Key point-Oliver Holt was a football correspondent last time I checked (i.e. before he went to write for a Tab).
My point-I enjoyed that the Aussies were magnificent and what ebb and flow there was. As a cricket fan, I can enjoy another Warne showpiece; I can enjoy Gilchrist carting us to all parts of the WACA: I can admire Ponting running out the hapless Geraint Jones while everyone else is appealing (Warne had no idea what was going on); I can respect Hayden obvious disapproval of Warne’s excessive appealing and theatrics. As a cricket fan, I also hope to see Glenn McGrath finish without taking another wicket, and hopefully sustaining a lasting injury to his big mouth.

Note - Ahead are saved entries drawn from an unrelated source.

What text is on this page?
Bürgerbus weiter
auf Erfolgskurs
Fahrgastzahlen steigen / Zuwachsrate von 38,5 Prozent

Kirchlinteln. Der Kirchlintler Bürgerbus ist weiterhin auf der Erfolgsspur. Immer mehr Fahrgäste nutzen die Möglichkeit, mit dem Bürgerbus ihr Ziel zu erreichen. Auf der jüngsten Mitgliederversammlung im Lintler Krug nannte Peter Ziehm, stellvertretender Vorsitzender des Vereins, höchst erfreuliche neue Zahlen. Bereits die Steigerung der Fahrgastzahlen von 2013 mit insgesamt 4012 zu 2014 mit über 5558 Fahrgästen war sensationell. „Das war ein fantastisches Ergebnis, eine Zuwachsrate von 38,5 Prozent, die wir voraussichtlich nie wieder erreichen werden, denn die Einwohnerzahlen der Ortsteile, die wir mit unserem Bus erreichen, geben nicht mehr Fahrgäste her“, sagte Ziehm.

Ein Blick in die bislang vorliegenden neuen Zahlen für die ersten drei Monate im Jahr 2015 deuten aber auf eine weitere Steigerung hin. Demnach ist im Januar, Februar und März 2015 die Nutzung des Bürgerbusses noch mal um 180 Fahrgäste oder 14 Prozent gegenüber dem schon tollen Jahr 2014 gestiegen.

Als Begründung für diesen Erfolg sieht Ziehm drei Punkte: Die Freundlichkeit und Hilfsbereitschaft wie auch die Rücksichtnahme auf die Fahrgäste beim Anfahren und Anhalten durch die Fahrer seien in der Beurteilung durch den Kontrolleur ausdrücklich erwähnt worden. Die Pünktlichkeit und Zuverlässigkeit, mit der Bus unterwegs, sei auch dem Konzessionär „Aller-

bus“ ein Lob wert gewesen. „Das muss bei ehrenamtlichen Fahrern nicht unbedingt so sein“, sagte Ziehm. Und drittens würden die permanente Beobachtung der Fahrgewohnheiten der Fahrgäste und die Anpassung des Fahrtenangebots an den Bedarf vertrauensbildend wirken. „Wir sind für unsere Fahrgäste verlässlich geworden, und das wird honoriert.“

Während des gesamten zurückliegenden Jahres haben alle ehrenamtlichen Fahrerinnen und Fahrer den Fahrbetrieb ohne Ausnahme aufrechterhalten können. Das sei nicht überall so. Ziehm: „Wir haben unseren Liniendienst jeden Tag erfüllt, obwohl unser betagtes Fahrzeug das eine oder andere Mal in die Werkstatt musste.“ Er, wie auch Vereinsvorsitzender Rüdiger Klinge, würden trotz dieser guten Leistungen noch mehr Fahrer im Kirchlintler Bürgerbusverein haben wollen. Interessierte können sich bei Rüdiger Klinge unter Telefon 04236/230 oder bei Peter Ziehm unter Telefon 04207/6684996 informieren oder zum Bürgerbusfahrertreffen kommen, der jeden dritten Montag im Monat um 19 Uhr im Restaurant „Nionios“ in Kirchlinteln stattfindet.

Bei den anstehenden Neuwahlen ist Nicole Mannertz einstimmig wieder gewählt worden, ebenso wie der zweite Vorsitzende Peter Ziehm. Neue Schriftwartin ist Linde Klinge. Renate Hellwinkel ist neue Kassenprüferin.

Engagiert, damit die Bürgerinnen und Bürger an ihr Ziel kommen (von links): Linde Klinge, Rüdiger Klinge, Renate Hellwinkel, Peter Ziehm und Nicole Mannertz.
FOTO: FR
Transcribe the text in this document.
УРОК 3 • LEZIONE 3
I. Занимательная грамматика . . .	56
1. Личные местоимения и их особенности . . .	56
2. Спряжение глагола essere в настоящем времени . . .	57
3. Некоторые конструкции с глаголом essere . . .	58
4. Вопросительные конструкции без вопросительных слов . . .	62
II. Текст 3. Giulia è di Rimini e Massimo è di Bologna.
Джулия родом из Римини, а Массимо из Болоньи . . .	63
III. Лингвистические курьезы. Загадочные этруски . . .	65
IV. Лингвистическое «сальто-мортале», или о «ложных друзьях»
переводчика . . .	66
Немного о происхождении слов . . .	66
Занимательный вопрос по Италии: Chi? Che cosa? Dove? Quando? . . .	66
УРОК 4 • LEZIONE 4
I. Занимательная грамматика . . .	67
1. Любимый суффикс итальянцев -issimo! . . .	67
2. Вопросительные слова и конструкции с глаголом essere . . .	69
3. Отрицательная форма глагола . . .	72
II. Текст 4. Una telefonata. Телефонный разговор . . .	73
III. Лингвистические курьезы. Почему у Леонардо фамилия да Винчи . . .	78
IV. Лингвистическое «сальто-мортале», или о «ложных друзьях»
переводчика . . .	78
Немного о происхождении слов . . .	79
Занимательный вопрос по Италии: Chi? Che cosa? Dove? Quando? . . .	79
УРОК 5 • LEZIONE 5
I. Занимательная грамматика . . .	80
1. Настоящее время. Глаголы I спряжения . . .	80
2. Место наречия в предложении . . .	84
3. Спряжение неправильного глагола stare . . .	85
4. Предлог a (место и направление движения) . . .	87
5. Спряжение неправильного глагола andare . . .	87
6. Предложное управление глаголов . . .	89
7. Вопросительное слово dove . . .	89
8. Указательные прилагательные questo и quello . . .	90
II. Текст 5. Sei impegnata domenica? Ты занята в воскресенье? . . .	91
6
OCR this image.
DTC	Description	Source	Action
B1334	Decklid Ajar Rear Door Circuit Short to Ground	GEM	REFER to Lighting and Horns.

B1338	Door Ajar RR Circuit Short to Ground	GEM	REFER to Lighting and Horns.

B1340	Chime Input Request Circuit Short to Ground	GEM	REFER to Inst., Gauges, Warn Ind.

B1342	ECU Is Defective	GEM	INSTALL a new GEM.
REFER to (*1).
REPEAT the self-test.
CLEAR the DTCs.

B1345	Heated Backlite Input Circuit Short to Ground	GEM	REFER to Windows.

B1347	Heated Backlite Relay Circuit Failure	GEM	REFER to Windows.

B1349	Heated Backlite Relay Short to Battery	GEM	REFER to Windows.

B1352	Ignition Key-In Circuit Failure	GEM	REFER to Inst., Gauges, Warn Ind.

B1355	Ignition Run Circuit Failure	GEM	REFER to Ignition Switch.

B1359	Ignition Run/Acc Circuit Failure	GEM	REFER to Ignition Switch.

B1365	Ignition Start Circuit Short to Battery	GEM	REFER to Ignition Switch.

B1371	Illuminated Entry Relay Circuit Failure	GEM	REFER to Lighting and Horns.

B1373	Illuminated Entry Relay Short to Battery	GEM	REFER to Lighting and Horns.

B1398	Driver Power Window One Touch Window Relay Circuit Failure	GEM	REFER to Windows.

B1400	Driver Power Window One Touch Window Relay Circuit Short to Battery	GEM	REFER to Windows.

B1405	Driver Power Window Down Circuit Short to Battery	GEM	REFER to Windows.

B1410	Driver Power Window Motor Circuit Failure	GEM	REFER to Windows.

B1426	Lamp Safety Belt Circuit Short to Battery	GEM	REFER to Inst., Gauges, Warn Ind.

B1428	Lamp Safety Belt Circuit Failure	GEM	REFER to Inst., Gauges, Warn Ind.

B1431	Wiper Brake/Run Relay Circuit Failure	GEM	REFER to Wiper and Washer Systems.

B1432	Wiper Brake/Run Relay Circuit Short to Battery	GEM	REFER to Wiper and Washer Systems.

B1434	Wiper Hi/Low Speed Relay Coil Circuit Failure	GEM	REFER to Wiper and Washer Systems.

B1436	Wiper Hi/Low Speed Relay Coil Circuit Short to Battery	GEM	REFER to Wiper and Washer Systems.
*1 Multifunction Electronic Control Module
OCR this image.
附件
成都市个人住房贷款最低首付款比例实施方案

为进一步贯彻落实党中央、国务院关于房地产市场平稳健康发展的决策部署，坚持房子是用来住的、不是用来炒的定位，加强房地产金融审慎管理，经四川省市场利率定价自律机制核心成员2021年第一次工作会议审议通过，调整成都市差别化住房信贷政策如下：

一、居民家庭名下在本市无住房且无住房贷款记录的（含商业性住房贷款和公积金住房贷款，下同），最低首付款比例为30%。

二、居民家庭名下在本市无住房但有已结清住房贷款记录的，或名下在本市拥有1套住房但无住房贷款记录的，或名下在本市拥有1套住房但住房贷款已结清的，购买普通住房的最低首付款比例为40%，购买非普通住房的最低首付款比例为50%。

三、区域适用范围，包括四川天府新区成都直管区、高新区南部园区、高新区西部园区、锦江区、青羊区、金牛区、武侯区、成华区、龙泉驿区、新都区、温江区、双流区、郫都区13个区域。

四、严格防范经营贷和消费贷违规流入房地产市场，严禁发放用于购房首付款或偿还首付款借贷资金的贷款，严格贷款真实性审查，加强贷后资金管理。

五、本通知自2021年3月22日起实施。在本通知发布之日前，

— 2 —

There were just under 90,000 people there. It was special. I have some photos I’ll have to post another day.

Shane Warne provided the pantomime for Xmas this year: he used every trick in the book to build the crowd up for his entry into the action. He went off the field (presumably for a massage), started bowling the ball back rather than throwing it, went through elaborate stretching routines, pretended he was going to start bowling when he wasn’t (the biggest cheer to that point of the day). Each bit of acting got a huge crowd response and reduced the rest of the game to the sideshow. When he finally did come on, it was a surprise that England resisted as long as they did. The build up would have got him a victim first ball against a lot of teams. The fact that Warne’s celebration of his 700th test wicket was pure Monty Panesar means we’re doing something right.

So, I’ve now got Augusta, Wimbledon and Eden Gardens on the sporting ‘places to go before I snuff it’. Great stuff today.

I’m pleased to say that Helen’s having a champagne breakfast before tomorrow’s play-I expect I’ll need some fortification.